In 1923, he first traveled to China to participate in studies on geology and paleontology.  He was part of some famous finds of pre-human species that tie humanity further back in the evolutionary history of our world.  Throughout this process, de Chardin was in trouble with the higher-ups in the Jesuit world.  Most of what he wrote, they refused to publish.  Hence, his fame blossomed well after his death when his books finally found their way into print.

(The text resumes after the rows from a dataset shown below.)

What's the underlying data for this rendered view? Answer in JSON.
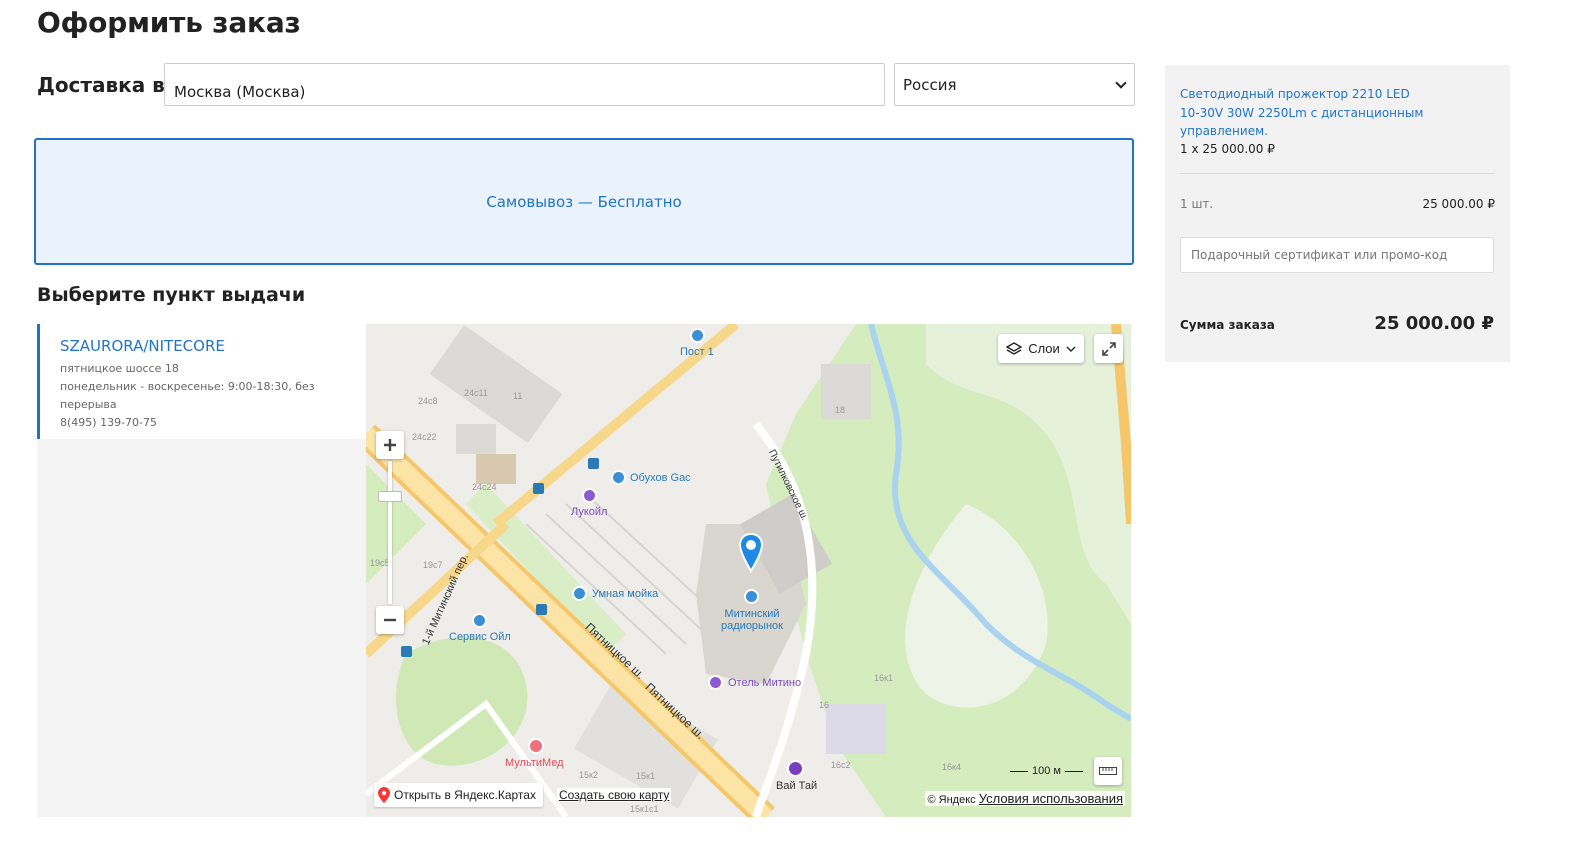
{
  "page": {
    "title": "Оформить заказ"
  },
  "delivery": {
    "label": "Доставка в",
    "city_value": "Москва (Москва)",
    "country_value": "Россия"
  },
  "pickup_option": {
    "label": "Самовывоз — Бесплатно"
  },
  "pickup_points": {
    "title": "Выберите пункт выдачи",
    "items": [
      {
        "name": "SZAURORA/NITECORE",
        "address": "пятницкое шоссе 18",
        "hours": "понедельник - воскресенье: 9:00-18:30, без перерыва",
        "phone": "8(495) 139-70-75"
      }
    ]
  },
  "map": {
    "layers_label": "Слои",
    "scale_label": "100 м",
    "open_in_yandex": "Открыть в Яндекс.Картах",
    "create_map": "Создать свою карту",
    "copyright": "© Яндекс",
    "terms": "Условия использования",
    "places": {
      "post1": "Пост 1",
      "obukhov_gas": "Обухов Gас",
      "lukoil": "Лукойл",
      "smart_wash": "Умная мойка",
      "service_oil": "Сервис Ойл",
      "mitino_market": "Митинский радиорынок",
      "hotel_mitino": "Отель Митино",
      "multimed": "МультиМед",
      "wai_thai": "Вай Тай"
    },
    "streets": {
      "pyatnitskoe_1": "Пятницкое ш.",
      "pyatnitskoe_2": "Пятницкое ш.",
      "mitinsky": "1-й Митинский пер.",
      "putilkovskoe": "Путилковское ш."
    },
    "buildings": [
      "24с8",
      "24с11",
      "11",
      "24с22",
      "24с24",
      "19с5",
      "19с7",
      "18",
      "16к1",
      "16",
      "16с2",
      "16к4",
      "15к2",
      "15к1",
      "15к1с1"
    ]
  },
  "summary": {
    "product_name": "Светодиодный прожектор 2210 LED 10-30V 30W 2250Lm с дистанционным управлением.",
    "product_qty_price": "1 x 25 000.00 ₽",
    "qty_label": "1 шт.",
    "qty_sum": "25 000.00 ₽",
    "promo_placeholder": "Подарочный сертификат или промо-код",
    "total_label": "Сумма заказа",
    "total_value": "25 000.00 ₽"
  },
  "colors": {
    "accent": "#1f74c8",
    "selected_bg": "#eaf2fc",
    "summary_bg": "#f2f2f2"
  }
}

Oddly, it is only in this century de Chardin is getting his due.
   
His perspective is what I would call a Christian evolutionary viewpoint.  He felt like the world was evolving from its earliest materialistic birth into a complex spiritual culmination he called the Omega Point.  He felt that evolution was a response to a spiritual “pull” that could best be understand from the perspective of Christ.  His theology portrayed Christ as the organizing principle of the entire cosmos or universe.  It was an expansive, inclusivistic view of the faith and the universe.  I find it breathtaking.
   
With this quick background, perhaps you can also appreciate the one-liner I read.  It is simple, but profound.  de Chardin says, “Nothing here below is profane for those who know how to see.”  Even if you never heard of this French Jesuit, this should be an appealing quotation.  Even if I am not sure I believe it is true, I hope it is!  I can’t prove it is true, but I do believe it is and I sure hope it is.  Let’s unpack the short quotation and elaborate on its meaning.
   
The first half of de Chardin’s words---nothing here below is profane---is really a statement of faith.  Clearly, if we look at the news any night of the week, there sure seems to be bad, lousy stuff happening all the time.  We live in an era of terrorism.  There are people daily dying of drug overdoses.  And there is a plethora of people I know who are depressed, some despairing and even more who simply find life to be a bummer.  There is poverty, injustice and all sorts of mayhem in our world today. 
   
And if you listen very long---even on traditional media---there is profanity all over the place.  When I was a kid, I would have told you profanity was someone swearing.  With that definition, nearly everyone I know is profane---at least, by my earlier standard definition.  However, when I became a little more educated, picked up some foreign languages and learned some theology, I knew that profanity was a Latin word and was to be put against its opposite, namely, sacred.  Profane is the opposite of being sacred.
   
Literally, the language of sacred is holy.  Holiness is associated with God and all that is God’s.  In ancient days, the sacred place was the temple.  And to be outside the temple was to be in the profane place.  All the development of sacred/profane distinctions go back to this basic difference.  To be sacred is somehow to be with God or within the God-sphere.  And to be profane is to be outside the sphere of God.  With this in mind, we now return to that first half of de Chardin’s quotation.
   
Here below there is nothing profane if the second half of his quotation is true.  That second line says, “for those who know how to see.”  de Chardin wants us to know that if we know how to see, there is nothing profane.  What he affirms is those who know everything in this universe is of God will know there is nothing beyond the pale of the Divinity.  This is a very bold statement.  It is a radical faith statement.
   
I want to have those kind of “eyes to see.”  With these eyes, I will realize here below there is nothing profane.  I don’t think de Chardin was naïve.  He did not deny the level of awfulness that existed in his world nor ours.  But the awfulness of our world is not the ultimate.  It is not the last word or the final reality.
   
His perspective is really a gospel perspective.  It is a perspective of hope based in faith.  He was a theologian of love.  He was not optimistic because he was smart.  He was optimistic because he knew the heart of the gospel and trusted the Revealer of that good news.  He wanted us to know we are primarily spiritual beings.  He had funny ways of articulating it.  He would say we are spiritual beings having a human experience.  Some of our human experiences are lousy and even worse.
   
But in the end, there is nothing profane.